Newsday

Bush Has Chance to Buoy Asia Ties

In traveling to the Asia Pacific Economic Cooperation summit of regional leaders in Shanghai this week, President George W. Bush will be seeking to expand and strengthen the international coalition war against terrorism.

While the war against the Taliban in Afghanistan is just a month old, the gathering of leaders from APEC's 21 member states presents Bush's campaign with some of his most promising opportunities and daunting challenges.

The centerpiece of this year's APEC meetings will be a jointly issued declaration that condemns international terrorism. While negotiation over the document has not been easy, such a show of solidarity among APEC's diverse members is particularly important—especially as the predominantly Muslim nations of Indonesia and Malaysia are ambivalent at best about the ongoing campaign in Afghanistan. To counter this, Bush should encourage the leaders of Malaysia and Indonesia to draw on the united stand expressed at the APEC meeting as a way to counter radical elements at home.

He also will have the opportunity to firm up bilateral relations with key regional actors, most notably Russia and China. Russian President Vladimir Putin's impressive display of support for the United States since Sept. 11 offers a credible basis for further trust-building measures, including greater military to military contacts and intelligence sharing.

Today's scheduled meeting between Bush and China's president Jiang Zemin, their first, also provides an opportunity to put U.S.-China relations back on solid footing after plunging to new lows earlier this year.

While bilateral relations had already begun to stabilize before Sept. 11, the anti-terror platform has given the two nations a salient framework for cooperation: China voted for the U.S.-sponsored United Nations resolution condemning terrorism, gave Pakistan both moral and financial support as Washington sought its cooperation, and has temporarily set aside concerns over a U.S. military presence near its western border.

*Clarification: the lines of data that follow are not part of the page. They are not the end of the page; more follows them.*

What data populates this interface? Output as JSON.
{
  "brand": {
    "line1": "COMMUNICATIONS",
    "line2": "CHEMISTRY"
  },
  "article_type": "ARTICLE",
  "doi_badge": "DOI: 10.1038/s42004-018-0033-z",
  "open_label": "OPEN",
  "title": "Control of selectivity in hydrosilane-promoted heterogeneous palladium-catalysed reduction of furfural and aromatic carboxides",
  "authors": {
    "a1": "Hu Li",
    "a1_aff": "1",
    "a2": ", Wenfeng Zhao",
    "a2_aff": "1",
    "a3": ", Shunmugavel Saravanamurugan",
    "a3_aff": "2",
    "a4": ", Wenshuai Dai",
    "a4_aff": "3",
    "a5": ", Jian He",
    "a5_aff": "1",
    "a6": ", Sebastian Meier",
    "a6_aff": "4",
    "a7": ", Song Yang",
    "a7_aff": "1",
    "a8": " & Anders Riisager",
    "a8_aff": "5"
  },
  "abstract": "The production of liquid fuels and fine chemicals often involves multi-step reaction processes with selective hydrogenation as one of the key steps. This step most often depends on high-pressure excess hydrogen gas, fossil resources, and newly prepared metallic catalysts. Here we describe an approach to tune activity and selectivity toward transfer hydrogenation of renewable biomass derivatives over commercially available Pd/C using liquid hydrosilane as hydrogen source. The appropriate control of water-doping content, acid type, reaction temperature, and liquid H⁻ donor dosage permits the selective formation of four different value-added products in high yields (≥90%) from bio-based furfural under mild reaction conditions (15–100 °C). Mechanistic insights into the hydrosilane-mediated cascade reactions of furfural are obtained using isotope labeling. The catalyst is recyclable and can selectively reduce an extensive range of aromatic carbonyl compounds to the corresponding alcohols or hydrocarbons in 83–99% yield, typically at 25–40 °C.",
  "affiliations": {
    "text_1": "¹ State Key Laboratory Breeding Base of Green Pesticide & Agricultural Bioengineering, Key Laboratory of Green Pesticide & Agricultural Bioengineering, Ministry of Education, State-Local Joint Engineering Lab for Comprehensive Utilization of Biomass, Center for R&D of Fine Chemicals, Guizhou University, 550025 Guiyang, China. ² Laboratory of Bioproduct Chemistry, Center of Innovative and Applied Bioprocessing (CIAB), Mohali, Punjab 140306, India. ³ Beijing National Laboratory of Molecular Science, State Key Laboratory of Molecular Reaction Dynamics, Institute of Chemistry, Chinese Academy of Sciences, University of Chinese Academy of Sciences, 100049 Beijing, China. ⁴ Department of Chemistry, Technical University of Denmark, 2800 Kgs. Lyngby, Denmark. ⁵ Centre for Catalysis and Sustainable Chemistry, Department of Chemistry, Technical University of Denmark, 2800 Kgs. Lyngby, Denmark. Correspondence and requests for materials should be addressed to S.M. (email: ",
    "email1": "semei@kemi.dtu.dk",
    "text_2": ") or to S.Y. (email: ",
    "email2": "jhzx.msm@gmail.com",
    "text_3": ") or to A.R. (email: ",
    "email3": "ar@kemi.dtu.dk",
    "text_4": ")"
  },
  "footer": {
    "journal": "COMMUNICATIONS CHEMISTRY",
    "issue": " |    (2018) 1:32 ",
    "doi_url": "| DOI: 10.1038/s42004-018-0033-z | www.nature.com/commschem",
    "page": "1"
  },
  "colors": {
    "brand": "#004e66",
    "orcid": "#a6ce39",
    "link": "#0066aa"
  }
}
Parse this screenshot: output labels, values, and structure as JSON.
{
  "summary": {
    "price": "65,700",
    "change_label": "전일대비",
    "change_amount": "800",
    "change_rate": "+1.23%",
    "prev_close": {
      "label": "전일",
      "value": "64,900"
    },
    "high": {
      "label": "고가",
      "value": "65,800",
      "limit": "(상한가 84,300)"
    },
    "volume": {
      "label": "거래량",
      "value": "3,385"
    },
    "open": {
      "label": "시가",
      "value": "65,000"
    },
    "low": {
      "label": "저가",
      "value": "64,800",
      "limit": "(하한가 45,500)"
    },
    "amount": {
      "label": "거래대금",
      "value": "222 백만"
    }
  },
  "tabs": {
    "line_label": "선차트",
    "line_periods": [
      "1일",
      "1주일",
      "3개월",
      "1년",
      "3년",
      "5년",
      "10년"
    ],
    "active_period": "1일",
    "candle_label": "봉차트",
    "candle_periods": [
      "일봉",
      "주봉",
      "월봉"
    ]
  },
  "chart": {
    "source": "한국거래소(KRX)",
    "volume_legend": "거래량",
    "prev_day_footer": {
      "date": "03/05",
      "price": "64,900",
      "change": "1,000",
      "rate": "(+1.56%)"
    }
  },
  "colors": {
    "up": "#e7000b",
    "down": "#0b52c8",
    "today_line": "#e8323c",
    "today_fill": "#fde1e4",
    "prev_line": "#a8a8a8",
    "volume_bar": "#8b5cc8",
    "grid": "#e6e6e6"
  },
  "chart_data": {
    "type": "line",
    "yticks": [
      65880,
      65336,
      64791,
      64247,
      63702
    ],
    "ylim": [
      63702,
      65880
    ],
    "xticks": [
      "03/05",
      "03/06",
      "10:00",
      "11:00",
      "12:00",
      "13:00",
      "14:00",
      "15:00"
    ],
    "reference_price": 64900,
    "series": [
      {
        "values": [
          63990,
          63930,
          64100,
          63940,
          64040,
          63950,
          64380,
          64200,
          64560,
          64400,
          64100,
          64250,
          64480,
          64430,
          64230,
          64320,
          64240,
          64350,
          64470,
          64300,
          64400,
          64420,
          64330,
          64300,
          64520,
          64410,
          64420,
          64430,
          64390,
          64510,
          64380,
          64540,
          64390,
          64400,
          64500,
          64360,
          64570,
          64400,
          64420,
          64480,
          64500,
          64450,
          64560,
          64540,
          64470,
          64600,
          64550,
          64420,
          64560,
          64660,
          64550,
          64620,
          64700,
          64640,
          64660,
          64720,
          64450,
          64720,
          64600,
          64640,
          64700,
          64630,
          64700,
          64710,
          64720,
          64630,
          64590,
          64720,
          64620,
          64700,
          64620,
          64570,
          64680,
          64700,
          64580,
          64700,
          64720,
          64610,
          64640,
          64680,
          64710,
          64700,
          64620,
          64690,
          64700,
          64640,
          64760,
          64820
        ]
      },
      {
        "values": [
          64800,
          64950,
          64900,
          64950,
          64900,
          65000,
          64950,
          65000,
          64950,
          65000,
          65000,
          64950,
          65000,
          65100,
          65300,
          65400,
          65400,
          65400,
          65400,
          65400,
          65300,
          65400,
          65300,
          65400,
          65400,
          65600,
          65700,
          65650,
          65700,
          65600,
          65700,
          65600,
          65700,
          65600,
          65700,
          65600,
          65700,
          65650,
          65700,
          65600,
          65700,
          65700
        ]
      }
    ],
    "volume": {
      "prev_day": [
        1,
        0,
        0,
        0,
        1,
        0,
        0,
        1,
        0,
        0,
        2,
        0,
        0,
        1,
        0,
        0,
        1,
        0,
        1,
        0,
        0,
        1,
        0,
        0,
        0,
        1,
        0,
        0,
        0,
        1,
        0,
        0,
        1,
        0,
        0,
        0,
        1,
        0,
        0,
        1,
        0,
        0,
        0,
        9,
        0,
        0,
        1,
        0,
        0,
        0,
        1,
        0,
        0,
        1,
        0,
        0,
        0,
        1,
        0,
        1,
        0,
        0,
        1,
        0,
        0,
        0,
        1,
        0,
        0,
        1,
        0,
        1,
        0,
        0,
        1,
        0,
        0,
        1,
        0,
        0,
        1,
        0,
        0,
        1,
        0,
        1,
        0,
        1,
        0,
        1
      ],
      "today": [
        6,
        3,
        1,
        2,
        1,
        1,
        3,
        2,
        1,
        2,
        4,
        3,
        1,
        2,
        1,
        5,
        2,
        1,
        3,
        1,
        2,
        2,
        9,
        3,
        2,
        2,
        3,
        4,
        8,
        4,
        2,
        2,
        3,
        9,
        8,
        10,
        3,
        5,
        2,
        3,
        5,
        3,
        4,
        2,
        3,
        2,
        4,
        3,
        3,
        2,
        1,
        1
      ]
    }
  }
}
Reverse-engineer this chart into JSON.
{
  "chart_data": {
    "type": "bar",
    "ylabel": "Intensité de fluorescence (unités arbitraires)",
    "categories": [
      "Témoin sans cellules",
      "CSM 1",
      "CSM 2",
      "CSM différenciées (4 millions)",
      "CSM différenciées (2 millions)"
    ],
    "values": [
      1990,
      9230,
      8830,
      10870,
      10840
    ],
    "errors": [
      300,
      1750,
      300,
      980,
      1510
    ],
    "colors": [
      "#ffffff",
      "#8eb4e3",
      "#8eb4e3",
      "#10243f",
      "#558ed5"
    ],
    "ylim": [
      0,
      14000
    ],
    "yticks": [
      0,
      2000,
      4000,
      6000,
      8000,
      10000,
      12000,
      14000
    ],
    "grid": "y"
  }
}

Jiang's eagerness to showcase Shanghai, China's most prosperous and cosmopolitan city, also will underscore the importance of economic relations between the two nations.

Bush, who last visited China in the 1970s, will undoubtedly be impressed as never in history has a nation liberalized its economy so quickly and made such rapid gains in increasing its share of total world trade. Bush can also applaud the concessions China made to join the World Trade Organization, which will ensure that its path of economic liberalization will continue to move ahead.

In his drive to build an international anti-terror coalition, however, Bush also risks tacitly acquiescing to China's and Russia's desire to justify their own brutal suppression of independence movements among ethnic minorities within their borders. China's state-run media have been particularly audacious in their attempts to label independence movements in its northwestern province of Xinjiang, Tibet and even Taiwan as "terrorist."

Bush should resist these efforts by drawing clear moral distinctions between terrorism and the struggle for self-rule by peoples of historically autonomous regions.

Terrorists commit violent acts against innocent civilians for the purpose of creating a state of widespread fear, and increasingly export this terror abroad to broaden their cause. People who peacefully advocate different governing arrangements—such as in Tibet and Taiwan—are not terrorists. Bush should clearly set out this distinction to Chinese leaders.

He should also impress upon Jiang the importance of stepping up efforts to cut off weapons proliferation to states that sponsor terrorism. For years, China has tried to ride the fence between adapting to international norms, on one hand, and courting such states as Iran and Iraq, on the other. Its reasons for the latter are motivated in part by a desire to offset America's global dominance, and in part by fear that radicals in the Mideast will export their Islamic extremism to China's restive Muslim minorities.

Yet the events of Sept. 11 illustrate with crystal clarity the dangers of flirting with states that provide haven for terrorists, even indirectly. Nor should China feel complacent in its position. Any assurances Beijing may have received from officials in Baghdad or Tehran will be of little use if terrorists decide to support the cause of their Islamic brothers in Xinjiang. According to China's own internal reports, thousands of independence activists from Xinjiang have received terrorism training in Afghanistan and Pakistan.

Finally, Bush should be prepared to show other APEC countries that he is willing to work with other nations, not merely give orders. Much of other countries' reluctance to throw their weight fully behind the United States in fighting terrorism comes from the widespread perception that Washington has lost interest in working through multilateral channels to obtain its objectives, preferring instead to go it alone.

Bush could earn back a good deal of confidence—and make practical gains in the anti-terror coalition building effort—by genuinely seeking cooperative and sustained partnerships with governments in the Asia Pacific region.